Wednesday, Dec. 11, 2013
Scammers still preying on seniorsPosted Wednesday, October 6, 2010, at 12:41 PM
It's been over a year ago since Linton Police Chief Troy Jerrell called me about a scam that concerned him.
He'd taken a report from a lady in Linton who had gotten a call from someone claiming to be her grandson. He was in trouble in Canada and needed money to get out of trouble and get back home. She hadn't talked to this grandson for awhile, and it did sound like him. Long story short, she didn't fall for it and didn't send any money but instead called the police department.
An article was written to warn readers about this new scam and this ladies' experience even though I did not know her name.
The next week when I was working at an IU game, one of my coworkers, who happens to be from Linton, started talking about that story and said, "Did you know that was me?" No, I didn't. It's a small world.
She told me that it was a difficult call. She felt like it was a scam, but what if it wasn't and it really was her grandson? She didn't want to hang up if he needed help. So she listened for awhile before figuring out it wasn't him.
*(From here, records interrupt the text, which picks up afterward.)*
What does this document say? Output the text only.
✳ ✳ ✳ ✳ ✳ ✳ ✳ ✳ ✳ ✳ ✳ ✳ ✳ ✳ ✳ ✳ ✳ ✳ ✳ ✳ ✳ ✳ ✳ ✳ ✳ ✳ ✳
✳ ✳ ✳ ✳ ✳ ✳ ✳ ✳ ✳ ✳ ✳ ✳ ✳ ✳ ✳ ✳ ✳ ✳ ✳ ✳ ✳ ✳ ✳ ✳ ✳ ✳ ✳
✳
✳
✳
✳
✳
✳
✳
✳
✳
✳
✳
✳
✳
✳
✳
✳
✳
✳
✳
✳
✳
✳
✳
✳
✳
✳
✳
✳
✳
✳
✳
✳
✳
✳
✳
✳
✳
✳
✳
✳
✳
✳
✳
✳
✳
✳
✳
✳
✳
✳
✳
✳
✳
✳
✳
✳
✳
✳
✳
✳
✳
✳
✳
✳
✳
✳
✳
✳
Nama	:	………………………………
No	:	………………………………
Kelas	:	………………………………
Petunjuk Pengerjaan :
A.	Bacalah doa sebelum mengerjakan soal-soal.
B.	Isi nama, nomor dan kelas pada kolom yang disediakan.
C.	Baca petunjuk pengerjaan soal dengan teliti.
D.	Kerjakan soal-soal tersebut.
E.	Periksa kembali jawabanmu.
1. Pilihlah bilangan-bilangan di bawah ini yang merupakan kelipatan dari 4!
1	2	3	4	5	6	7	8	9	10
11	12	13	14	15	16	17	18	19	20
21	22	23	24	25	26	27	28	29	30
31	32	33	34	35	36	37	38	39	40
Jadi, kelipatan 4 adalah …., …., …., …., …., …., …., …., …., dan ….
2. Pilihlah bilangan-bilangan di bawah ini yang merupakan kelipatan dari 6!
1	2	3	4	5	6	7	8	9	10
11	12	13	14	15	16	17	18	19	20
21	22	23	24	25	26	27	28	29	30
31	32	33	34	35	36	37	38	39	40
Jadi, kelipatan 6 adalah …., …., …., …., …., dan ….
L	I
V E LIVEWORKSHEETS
Now this week, the Indiana State Police has sent out a warning about this same type of deal that's still happening.
The ISP reports an 89-year-old senior citizen in Franklin County was recently duped out of several thousand dollars when he received a call from a "relative" who said they'd been involved in an accident and the senior was asked to wire money to a location in Canada.
The ISP says many times these scammers will call seniors and claim to be a grandchild or another young adult relative in some kind of trouble. They will claim they were involved in an accident, or been arrested or some other situation requiring a large amount of money to resolve the problem. The "relative" will tell the senior to "Please don't tell Mom or Dad."
The ISP also says if the money is sent to a location in another state, it may be virtually impossible to discover the scammer and if sent to a foreign country, there is nothing the police in the U.S. can do.
Here's their recommendation for seniors receiving these types of calls: Ask many questions of the caller and include something personal that only the real relative would know the answer to. If there's any uncertainty, call other family members and ask them where this relative is and make absolutely certain the request is legitimate before sending any money.